Sector’s Increasing Interconnectedness Poses Healthcare Cybersecurity Risks

October 12, 2022 - Healthcare, like any other industry, is increasingly relying on internet-connected devices to facilitate day-to-day operations and workflows.

The interconnectedness of healthcare means that security practitioners are tasked with juggling a combination of IT, OT, IoT, and Internet of Medical Things (IoMT) devices amid a volatile cyber threat landscape.

Vedere Labs, the research arm of Forescout, analyzed anonymized device data in Forescout’s Device Cloud from almost 19 million devices between January 1 and April 30, 2022 and found DICOM workstations, nuclear medicine systems, imaging devices, PACS, and patient monitors to be among the riskiest IoMT devices.

It is important to note that any device connected to the internet carries some level of security risk.

However, internet-connected medical devices pose unique risks to the sector due to the fact that many remain in use for a decade or longer, as the Federal Bureau of Investigation pointed out in a recent notice.

Additionally, some organizations may struggle to maintain a reliable device inventory and patch management program. Even so, these devices provide critical services to patients, and the security risks do not outweigh the immense benefits that these devices provide in a clinical setting.

Vedere Labs researchers calculated device risk based on a multifactor risk scoring methodology encompassing configuration, function, and behavior considerations.

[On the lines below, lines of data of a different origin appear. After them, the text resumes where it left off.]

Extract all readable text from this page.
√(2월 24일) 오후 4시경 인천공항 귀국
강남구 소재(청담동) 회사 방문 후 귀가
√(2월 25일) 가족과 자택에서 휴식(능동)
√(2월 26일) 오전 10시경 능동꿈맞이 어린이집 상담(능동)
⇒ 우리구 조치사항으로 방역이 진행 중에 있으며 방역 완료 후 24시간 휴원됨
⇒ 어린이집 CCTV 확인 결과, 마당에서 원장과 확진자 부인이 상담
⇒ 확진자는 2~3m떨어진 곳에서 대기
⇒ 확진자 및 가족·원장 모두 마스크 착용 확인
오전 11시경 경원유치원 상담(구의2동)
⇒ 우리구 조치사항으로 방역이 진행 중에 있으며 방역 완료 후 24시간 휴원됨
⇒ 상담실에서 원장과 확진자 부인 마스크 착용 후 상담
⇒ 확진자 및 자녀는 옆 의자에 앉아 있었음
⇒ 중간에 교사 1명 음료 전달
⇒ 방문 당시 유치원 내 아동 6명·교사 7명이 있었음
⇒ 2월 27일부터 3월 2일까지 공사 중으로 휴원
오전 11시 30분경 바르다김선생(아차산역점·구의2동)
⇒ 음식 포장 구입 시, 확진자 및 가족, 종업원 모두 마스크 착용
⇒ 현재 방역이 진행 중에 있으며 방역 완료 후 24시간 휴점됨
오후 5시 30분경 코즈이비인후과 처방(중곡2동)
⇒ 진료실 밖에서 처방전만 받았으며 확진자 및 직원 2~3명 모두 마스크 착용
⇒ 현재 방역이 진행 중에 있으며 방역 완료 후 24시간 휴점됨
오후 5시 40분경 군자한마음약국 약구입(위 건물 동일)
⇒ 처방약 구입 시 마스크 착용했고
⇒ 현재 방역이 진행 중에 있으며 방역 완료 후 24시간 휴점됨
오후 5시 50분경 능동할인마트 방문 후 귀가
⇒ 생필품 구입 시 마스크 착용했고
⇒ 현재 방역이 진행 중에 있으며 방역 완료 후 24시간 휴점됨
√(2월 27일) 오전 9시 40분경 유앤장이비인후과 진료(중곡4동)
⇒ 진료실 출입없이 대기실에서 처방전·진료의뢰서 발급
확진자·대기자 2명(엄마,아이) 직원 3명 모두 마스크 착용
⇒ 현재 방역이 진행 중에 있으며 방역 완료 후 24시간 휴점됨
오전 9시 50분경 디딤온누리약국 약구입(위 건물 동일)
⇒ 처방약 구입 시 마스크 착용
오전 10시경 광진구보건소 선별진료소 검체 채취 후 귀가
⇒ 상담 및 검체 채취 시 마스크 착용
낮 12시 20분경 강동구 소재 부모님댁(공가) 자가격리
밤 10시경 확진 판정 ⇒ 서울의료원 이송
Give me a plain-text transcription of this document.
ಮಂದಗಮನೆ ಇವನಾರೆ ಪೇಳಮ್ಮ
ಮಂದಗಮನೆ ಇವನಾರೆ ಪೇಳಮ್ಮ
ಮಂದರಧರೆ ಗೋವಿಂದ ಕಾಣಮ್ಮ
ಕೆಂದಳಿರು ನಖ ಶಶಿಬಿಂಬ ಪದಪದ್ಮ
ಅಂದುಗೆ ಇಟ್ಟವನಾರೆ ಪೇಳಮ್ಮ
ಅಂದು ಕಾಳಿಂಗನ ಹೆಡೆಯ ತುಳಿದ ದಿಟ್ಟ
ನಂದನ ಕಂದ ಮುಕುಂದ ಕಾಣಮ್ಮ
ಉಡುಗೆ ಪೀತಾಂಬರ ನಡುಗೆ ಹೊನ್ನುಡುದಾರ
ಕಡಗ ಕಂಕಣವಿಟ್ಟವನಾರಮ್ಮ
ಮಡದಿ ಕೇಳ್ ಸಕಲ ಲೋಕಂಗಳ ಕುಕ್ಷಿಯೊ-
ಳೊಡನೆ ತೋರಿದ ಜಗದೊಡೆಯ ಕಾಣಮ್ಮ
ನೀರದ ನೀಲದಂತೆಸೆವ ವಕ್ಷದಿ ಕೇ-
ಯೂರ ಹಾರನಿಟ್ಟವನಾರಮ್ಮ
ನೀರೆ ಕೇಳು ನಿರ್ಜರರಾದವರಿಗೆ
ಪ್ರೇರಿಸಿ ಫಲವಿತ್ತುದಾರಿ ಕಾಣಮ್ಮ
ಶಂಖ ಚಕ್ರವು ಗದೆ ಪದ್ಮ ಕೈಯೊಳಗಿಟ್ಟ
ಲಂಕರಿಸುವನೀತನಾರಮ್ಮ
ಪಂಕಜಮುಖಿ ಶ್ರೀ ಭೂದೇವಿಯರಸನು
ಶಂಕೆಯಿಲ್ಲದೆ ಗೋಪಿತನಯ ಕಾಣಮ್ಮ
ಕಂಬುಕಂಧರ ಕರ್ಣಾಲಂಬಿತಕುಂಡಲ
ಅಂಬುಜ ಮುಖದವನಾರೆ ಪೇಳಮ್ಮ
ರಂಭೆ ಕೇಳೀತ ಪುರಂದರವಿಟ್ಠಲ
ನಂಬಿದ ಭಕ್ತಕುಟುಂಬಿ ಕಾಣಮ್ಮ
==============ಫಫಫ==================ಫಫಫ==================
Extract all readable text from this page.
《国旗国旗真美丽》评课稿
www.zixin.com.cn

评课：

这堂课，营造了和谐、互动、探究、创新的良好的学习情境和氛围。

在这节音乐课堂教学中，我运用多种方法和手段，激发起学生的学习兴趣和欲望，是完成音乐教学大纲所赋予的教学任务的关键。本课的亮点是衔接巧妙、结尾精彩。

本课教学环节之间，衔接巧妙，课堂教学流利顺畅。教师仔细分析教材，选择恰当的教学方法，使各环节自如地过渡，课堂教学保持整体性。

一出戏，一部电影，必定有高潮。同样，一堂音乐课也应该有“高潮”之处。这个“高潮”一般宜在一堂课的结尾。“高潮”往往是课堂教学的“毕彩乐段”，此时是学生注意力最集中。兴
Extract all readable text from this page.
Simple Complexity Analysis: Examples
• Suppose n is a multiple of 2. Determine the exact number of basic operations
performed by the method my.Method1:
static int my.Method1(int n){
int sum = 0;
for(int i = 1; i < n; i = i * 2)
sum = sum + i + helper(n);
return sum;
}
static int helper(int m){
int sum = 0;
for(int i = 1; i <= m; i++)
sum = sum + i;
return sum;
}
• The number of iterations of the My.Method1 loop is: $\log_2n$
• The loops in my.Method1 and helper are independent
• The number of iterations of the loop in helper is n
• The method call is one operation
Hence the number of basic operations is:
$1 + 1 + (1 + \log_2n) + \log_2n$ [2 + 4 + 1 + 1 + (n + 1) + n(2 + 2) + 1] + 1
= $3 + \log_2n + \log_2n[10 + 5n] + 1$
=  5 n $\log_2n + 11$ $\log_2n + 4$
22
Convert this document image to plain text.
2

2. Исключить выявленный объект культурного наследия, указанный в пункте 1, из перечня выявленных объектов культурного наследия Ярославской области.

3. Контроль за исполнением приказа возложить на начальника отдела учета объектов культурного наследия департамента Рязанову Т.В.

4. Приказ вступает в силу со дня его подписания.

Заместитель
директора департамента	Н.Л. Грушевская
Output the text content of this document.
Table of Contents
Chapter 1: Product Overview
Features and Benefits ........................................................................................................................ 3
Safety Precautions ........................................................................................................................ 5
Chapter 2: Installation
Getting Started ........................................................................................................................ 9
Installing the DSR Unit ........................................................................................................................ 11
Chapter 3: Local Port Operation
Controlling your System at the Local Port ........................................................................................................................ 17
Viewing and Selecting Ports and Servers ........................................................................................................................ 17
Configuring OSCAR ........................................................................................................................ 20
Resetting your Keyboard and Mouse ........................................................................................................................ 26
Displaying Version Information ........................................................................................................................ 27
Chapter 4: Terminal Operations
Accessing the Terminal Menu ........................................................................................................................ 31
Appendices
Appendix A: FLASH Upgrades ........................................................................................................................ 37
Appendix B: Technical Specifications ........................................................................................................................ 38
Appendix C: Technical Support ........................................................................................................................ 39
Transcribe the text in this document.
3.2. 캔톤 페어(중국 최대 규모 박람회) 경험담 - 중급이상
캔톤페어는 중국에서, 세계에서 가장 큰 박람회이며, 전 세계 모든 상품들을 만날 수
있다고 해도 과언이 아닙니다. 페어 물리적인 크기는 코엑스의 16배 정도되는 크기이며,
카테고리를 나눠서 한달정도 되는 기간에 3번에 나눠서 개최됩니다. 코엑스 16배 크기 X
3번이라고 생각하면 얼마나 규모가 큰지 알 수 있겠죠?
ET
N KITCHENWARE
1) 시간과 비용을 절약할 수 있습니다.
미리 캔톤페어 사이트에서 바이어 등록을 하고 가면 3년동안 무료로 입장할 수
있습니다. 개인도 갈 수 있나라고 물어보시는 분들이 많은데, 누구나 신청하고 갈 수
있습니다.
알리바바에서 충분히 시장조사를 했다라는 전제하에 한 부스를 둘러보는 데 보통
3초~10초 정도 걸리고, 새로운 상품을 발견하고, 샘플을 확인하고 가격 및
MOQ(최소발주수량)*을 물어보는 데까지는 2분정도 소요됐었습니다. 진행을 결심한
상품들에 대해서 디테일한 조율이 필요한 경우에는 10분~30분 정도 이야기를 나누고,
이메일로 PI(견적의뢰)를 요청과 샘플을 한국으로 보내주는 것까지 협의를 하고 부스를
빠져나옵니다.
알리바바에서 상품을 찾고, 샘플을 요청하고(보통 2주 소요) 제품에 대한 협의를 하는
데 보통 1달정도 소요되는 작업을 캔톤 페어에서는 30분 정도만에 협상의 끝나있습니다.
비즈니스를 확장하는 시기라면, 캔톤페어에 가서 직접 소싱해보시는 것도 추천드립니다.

Specifically, Vedere Labs looked at the number and severity of vulnerabilities on the device, the potential impact on the organization if the device was compromised, and the reputation of inbound connects to and outbound connections from the device. Next, researchers calculated averages per device type to determine the “riskiest” devices.

“The actual type of medical device in our ranking is less important than the fact that they reflect the ongoing trend toward digitalization in healthcare, where medical devices are connected to the IT network and can generate and exchange patient data with other systems,” the report noted.

IT devices are still the most common initial access points, the report noted. However, it is crucial that organizations assess risk across their entire enterprises.

“Organizations must start with a complete, automated, and continuous inventory of their IoMT devices. Once all devices and their configurations are known, the next step is a risk assessment process that will highlight the devices that need special attention,” Daniel dos Santos, Forescout’s head of security research, told HealthITSecurity.

“After risk assessment, mitigation actions can take place such as patching known vulnerabilities, hardening devices by disabling unused services, using strong and unique passwords, segmenting the network to isolate risky devices and finally implementing comprehensive network monitoring to detect attempts to exploit devices.”

These mitigation tactics must be applied to every device on the network, dos Santos stressed. Cybersecurity solutions and strategies that work in silos will not adequately account for the growing attack surface. Rather, a holistic approach is needed.